Objective: In this study, we aimed to examine clinically and genetically a patient series with ataxia from southern Sweden with known or unknown genetic causes. We describe the clinical findings in detail. We investigated the molecular etiology in previously undiagnosed cases using the current genetic testing methods, thus determining the population’s diagnostic yield.

Background: Hereditary ataxia is a heterogeneous group of complex neurological diseases characterized by slowly progressive gait and balance impairment and limb incoordination. Many forms of hereditary ataxia show additional signs and symptoms that could be associated with many different neurological conditions. Next-generation sequencing methods have become a great help in clinical diagnostics, but it may remain challenging to determine if a genetic variant is the cause of the patient’s disease.

Method: We compiled a consecutive single-center series of 87 patients from 76 families with progressive ataxia of known or unknown etiology and investigated them clinically and genetically using whole exome or whole genome sequencing. Test methods were selected depending on family history, clinical phenotype, and availability. Genetic results were interpreted based on American College of Medical Genetics criteria.

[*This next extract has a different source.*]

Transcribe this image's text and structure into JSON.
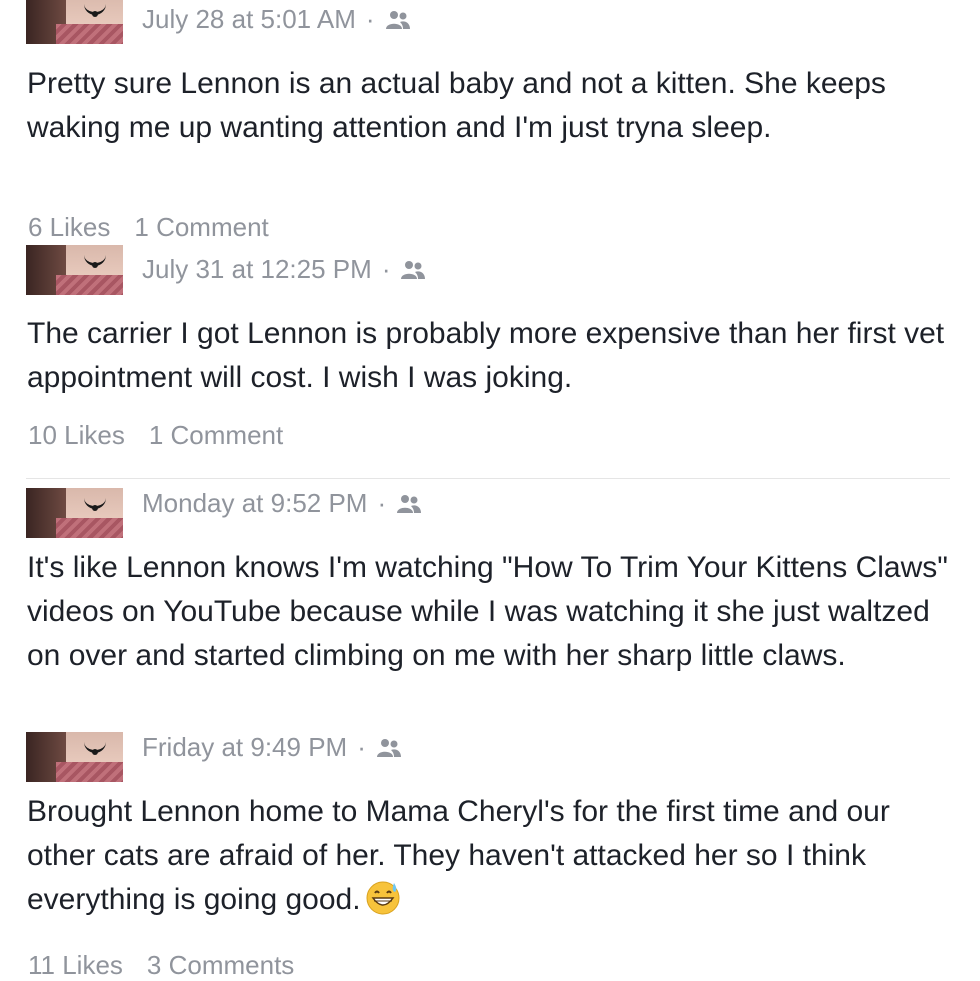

For high-suspicion variants of uncertain significance, renewed bioinformatical and clinical evaluation was performed to assess the level of pathogenicity.

Results: Thirty (39.5%) of the 76 families had received a genetic diagnosis at the end of our study. We present the predominant etiologies of hereditary ataxia in a defined ataxia patient series from Sweden [figure1]. In two families, we established a clinical diagnosis although the genetic variant was classified as “of uncertain significance” only, and in an additional three families, final results are pending. In one family, we found a clearly pathogenic variant but suspect it does not explain the full clinical picture.

Conclusion: We conclude that correct interpretation of genetic variants in complex neurogenetic disease requires both genetics and clinical expertise. The neurologist’s careful phenotyping remains essential to confirm or reject a diagnosis, also by reassessing clinical findings after a candidate genetic variant is suggested. Collaboration between neurology and clinical genetics and combination of clinical and research approaches optimizes diagnostic yield.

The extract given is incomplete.